A few years ago, a friend of mine spent two weeks of her summer walking on the Cuthbert Way, a pilgrim route from Melrose to Lindisfarne.  It was to mark her retirement and welcome a new phase of life, and ponder how it was all going to go.  And all went well, the weather was good, the places she stayed each night were welcoming and comfortable.   But as she walked she found herself increasingly drawn to keep noticing the changing countryside and the changing light.  It drove all her ideas about the next stage of life and mundane things like the possible sale of her flat completely out of her mind.  When she reached the coast she sat on the shore and gazed across to the island she would walk over to the next day.  And suddenly it was as if everything glowed with the mystery of God.  The sea, the rocks, the bent trees, the people, even herself – all was alive with the light and mysterious presence of God.   And the awareness has never left her.

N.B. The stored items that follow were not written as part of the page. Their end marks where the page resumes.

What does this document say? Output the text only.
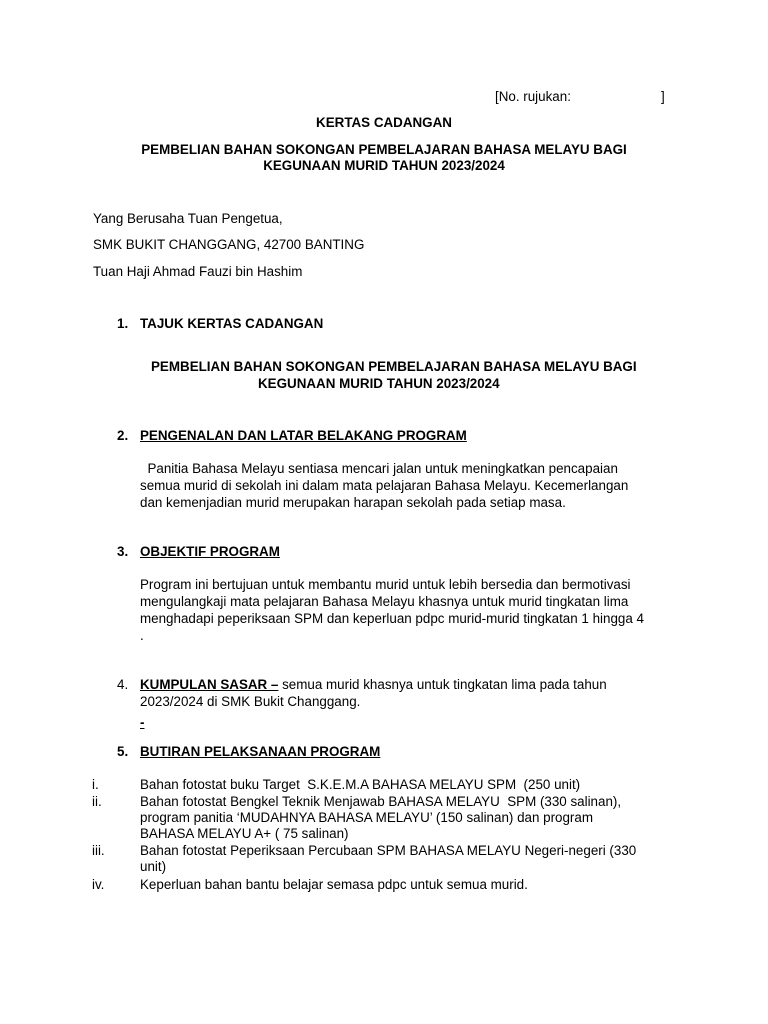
[No. rujukan:	]
KERTAS CADANGAN
PEMBELIAN BAHAN SOKONGAN PEMBELAJARAN BAHASA MELAYU BAGI
KEGUNAAN MURID TAHUN 2023/2024
Yang Berusaha Tuan Pengetua,
SMK BUKIT CHANGGANG, 42700 BANTING
Tuan Haji Ahmad Fauzi bin Hashim
1. TAJUK KERTAS CADANGAN
PEMBELIAN BAHAN SOKONGAN PEMBELAJARAN BAHASA MELAYU BAGI
KEGUNAAN MURID TAHUN 2023/2024
2. PENGENALAN DAN LATAR BELAKANG PROGRAM
Panitia Bahasa Melayu sentiasa mencari jalan untuk meningkatkan pencapaian
semua murid di sekolah ini dalam mata pelajaran Bahasa Melayu. Kecemerlangan
dan kemenjadian murid merupakan harapan sekolah pada setiap masa.
3. OBJEKTIF PROGRAM
Program ini bertujuan untuk membantu murid untuk lebih bersedia dan bermotivasi
mengulangkaji mata pelajaran Bahasa Melayu khasnya untuk murid tingkatan lima
menghadapi peperiksaan SPM dan keperluan pdpc murid-murid tingkatan 1 hingga 4
.
4. KUMPULAN SASAR – semua murid khasnya untuk tingkatan lima pada tahun
2023/2024 di SMK Bukit Changgang.
-
5. BUTIRAN PELAKSANAAN PROGRAM
i.	Bahan fotostat buku Target  S.K.E.M.A BAHASA MELAYU SPM  (250 unit)
ii.	Bahan fotostat Bengkel Teknik Menjawab BAHASA MELAYU  SPM (330 salinan),
program panitia ‘MUDAHNYA BAHASA MELAYU’ (150 salinan) dan program
BAHASA MELAYU A+ ( 75 salinan)
iii.	Bahan fotostat Peperiksaan Percubaan SPM BAHASA MELAYU Negeri-negeri (330
unit)
iv.	Keperluan bahan bantu belajar semasa pdpc untuk semua murid.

She recounted all this in a straightforward, matter of fact way.  We should not be surprised.  All the evidence is that this sort of thing happens to people all of the time – people in the church and out of it.  As us too.  We need only look. And there is about such an experience a kind of settlement.  It is both self forgetfulness and praise.   And it illuminates our Christian life and this summary of the Law that Jesus gives us.   Bishop John Taylor once wrote about “ a pendulum of wonder and amazement.”   He says: “Loving God and loving our neighbour, is a pendulum of wonder and amazement that we experience as we move on into the infinity that is God.”